16. The evidence of the first plaintiff as P.W.1 shows that he left for Cuttack when he was aged 23 years, and was visiting his native village once an year. In the plaint, 1st plaintiff described himself as a person aged 45 years. Therefore, it is clear that first plaintiff was not having any interest in the village from more than two decades prior to the filing of the suit. Since plaintiffs 1 and 2 are aware of the existence of Ex.B.1 even prior to the filing of the suit and since 1st defendant in Ex.A.3 reply asserted that he has a sale deed in his favour, if plaintiffs wanted to deny its genuineness, they ought to have specifically denied its execution in the plaint. They did not do so, but had alleged that first defendant might have used stamp papers containing their thumb marks for bringing into existence the sale deed relied on by him. They did not state that they have no younger brother by name Soma Raju and that their father did not execute any sale deed in favour of the first defendant, in spite of the fact that in Ex.A.2 notice, got issued by them to the 1st defendant, it is stated -

There is no reference to the father of plaintiffs 1 and 2 affixing his thumb marks on any document for himself and on behalf of his minor third son. When plaintiffs 1 and 2 are aware of Ex.B.1 by the date of Ex.A.2 notice, they should have denied it, if they really did not execute it.

17. Since 1st defendant died before the case was posted for defendants' evidence, there can be no scope for the first defendant giving evidence with regard to Ex.B.1. Since plaintiffs have to succeed on the strength of their case, D.Ws.1 to 3 not having personal knowledge about Ex.B.1 may not be of consequence in deciding the genuineness of Ex.B.1. So also the fact of defendants not examining the scribe of Ex.B.1 and their not taking steps for sending Ex.B.1 to an expert, is also of consequence, because plaintiffs, who are very much aware of the existence of Ex.B.1, and the reliance of 1st defendant thereon, did not deny its execution either in Ex.A.2 or in the plaint.

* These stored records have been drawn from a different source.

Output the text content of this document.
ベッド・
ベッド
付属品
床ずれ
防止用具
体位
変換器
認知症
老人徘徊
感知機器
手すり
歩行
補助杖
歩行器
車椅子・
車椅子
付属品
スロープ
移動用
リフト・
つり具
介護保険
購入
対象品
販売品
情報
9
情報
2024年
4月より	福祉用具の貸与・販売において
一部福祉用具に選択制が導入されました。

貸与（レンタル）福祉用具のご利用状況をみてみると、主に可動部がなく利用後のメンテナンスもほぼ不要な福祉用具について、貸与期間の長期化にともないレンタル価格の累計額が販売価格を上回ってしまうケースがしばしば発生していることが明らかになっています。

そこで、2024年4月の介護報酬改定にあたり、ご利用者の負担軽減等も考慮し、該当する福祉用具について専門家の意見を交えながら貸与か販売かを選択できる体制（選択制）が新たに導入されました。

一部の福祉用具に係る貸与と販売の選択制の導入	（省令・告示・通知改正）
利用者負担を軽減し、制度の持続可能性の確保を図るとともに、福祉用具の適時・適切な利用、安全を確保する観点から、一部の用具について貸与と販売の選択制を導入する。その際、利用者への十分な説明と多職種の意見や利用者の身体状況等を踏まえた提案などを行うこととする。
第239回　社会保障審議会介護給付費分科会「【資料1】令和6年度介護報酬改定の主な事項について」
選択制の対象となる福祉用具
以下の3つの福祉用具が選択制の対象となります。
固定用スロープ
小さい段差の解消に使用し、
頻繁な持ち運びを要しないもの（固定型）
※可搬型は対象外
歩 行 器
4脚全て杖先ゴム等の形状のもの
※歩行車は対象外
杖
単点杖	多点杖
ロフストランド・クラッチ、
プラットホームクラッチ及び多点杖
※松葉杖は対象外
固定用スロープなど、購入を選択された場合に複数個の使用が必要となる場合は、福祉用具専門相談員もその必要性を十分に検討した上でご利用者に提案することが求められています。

In view thereof, question of first defendant proving Ex.B.1 by examining the scribe or by sending it to an expert with regard to the thumb impression thereon does not arise. If the party having knowledge of the document denies its genuineness only, would be question of the other party proving it arises. If a party to a suit, having knowledge of the existence of a document which has a bearing on his right in the suit claim, does not speak about it or deny its execution, the party relying on it cannot be found fault with if he does not examine the persons connected therein. Therefore, the finding of the trial Court that Ex.B.1 is true and valid needs no interference. Therefore, I confirm the finding of the trial Court that Ex.B.1 is true and genuine.

18. When Ex.B.1 is held to be true and genuine, the fact that it is engrossed on stamps worth Rs.1-50ps only and is not registered may not be of consequence, and plaintiffs are not entitled to any relief on that ground, because first defendant has been in possession and enjoyment of the property in his own right for more than 12 years prior to the filing of the suit in 1982. Therefore, the finding of the trial Court that plaintiffs lost their title to the suit property, if any, by adverse possession needs no interference in view of the ratio in Bondar Singh v. Nihal Singh, . The two decisions relied on by the learned counsel for the plaintiffs have no application to the facts of the case because they relate to joint family properties and since plaintiffs 1 and 2 and their father by executing Ex.B.1 gave up their right in the suit property and put the 1st defendant in possession thereof as full owner and so plaintiffs are not entitled to any relief. The point is answered accordingly.

19. In view of my finding on the point for consideration, I find no merits in the appeal and hence the appeal is dismissed. No costs.